Shaving soap dripped onto Phin's shirt, and he wiped it away. Then he found a few more spatters that needed his attention.
"Phin?"
"I haven't exactly met her yet."
"What do you mean?" She eyed him suspiciously.
Phin drew in air as if he were about to face a lynch mob. "I put an advert in three fancy eastern papers, and I got an answer from a young lady in Boston."
"You advertised for a wife?" Amy had heard of that but never understood it. What kind of self-respecting woman would sell herself to a complete stranger? "You're kidding."

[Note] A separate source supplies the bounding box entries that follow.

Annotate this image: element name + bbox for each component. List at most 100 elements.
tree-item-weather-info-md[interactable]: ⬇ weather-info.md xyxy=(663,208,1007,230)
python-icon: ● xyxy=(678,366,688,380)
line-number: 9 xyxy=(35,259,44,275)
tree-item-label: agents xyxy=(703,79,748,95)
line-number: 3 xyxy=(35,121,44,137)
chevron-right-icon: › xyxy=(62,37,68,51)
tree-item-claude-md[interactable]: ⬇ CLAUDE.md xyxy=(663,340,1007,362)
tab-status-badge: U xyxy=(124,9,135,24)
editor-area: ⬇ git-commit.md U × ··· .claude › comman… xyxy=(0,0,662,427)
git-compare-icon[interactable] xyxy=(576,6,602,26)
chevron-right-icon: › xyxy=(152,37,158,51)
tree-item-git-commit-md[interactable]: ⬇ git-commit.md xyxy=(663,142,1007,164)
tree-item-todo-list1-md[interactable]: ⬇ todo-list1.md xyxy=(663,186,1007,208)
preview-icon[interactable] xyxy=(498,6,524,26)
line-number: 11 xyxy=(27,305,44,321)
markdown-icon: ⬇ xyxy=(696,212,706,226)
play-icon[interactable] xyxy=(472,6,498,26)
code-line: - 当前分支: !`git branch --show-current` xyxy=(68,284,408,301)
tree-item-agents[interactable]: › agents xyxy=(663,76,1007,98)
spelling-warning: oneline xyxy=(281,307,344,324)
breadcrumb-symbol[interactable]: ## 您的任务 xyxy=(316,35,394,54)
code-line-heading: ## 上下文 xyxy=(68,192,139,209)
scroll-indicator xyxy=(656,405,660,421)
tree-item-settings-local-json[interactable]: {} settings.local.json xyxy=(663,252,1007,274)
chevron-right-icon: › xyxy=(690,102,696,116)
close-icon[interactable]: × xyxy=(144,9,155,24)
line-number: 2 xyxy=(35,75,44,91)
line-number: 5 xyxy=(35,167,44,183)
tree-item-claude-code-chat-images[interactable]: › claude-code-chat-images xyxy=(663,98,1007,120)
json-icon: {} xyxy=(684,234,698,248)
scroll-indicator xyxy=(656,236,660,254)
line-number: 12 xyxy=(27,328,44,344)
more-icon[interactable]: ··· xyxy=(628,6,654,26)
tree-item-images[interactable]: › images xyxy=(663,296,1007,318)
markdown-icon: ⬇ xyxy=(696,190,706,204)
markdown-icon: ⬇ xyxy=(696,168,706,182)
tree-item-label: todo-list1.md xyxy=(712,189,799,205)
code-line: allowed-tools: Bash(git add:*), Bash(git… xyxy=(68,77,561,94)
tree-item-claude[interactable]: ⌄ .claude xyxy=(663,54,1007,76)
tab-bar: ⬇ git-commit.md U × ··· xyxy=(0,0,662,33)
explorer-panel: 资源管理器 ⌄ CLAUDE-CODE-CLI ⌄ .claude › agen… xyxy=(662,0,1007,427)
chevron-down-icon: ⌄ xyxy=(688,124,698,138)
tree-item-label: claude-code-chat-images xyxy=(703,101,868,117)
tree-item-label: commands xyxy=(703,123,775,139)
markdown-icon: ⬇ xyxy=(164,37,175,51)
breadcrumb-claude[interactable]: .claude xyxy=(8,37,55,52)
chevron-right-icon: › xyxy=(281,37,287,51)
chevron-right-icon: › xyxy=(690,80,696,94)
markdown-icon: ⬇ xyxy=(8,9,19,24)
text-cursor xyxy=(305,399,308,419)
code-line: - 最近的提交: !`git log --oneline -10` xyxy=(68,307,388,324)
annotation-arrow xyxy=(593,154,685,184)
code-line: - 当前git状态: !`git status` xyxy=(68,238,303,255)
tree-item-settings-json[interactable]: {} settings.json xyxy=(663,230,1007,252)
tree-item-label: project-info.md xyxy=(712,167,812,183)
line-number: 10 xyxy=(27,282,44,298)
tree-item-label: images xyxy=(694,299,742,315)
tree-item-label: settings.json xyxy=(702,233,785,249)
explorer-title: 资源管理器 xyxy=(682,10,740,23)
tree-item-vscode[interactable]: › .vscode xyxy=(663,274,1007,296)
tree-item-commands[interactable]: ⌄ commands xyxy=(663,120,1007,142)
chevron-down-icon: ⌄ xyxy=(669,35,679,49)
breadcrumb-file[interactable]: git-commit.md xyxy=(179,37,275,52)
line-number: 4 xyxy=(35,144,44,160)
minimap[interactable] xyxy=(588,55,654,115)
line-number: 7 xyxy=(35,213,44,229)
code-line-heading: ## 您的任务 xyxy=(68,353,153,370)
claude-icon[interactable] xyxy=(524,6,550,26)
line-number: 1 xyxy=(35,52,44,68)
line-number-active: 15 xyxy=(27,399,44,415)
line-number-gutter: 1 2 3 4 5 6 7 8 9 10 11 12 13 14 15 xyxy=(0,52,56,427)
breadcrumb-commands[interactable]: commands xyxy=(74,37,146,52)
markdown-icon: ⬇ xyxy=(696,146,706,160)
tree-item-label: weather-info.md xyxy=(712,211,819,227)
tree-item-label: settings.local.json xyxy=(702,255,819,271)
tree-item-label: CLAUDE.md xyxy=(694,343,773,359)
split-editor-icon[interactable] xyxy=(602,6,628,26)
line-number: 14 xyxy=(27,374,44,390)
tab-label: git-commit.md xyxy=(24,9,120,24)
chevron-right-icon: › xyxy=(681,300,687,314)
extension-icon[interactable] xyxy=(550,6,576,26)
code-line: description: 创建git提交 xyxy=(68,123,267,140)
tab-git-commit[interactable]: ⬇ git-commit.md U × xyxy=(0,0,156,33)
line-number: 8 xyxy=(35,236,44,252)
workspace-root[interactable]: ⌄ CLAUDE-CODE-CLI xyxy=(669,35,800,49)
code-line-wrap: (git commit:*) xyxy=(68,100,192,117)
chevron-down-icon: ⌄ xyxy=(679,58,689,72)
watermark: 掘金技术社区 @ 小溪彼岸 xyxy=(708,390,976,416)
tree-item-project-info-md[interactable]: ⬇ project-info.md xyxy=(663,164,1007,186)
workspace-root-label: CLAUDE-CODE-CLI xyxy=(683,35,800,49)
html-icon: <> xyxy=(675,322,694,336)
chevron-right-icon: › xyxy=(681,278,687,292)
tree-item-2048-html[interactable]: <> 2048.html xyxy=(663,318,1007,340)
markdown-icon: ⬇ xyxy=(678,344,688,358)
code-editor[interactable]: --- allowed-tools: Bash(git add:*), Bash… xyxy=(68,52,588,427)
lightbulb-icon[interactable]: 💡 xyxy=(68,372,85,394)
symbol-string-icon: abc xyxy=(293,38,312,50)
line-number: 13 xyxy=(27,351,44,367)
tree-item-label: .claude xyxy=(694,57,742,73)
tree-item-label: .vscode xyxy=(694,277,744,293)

His gaze veered away from hers. "I knew you'd think it tomfoolery, but you gotta understand. There's nary an unwed woman in town and none who'd have me, so..."
"There are a few
."
Phin snorted. "Yeah, the likes of Ella Williams and Fanny Henderson. No, thanks."
"So you thought you'd just order yourself a woman from the catalog, like you'd order a new saddle?"
"What's a feller to do if he's aimin' to marry? Since you won't have me."
His grin was contagious. Amy could never stay angry with her friend for long. "So... Johanna Bruggeman." She risked another quick glance at the picture of the smiling woman. "Is that a German name?"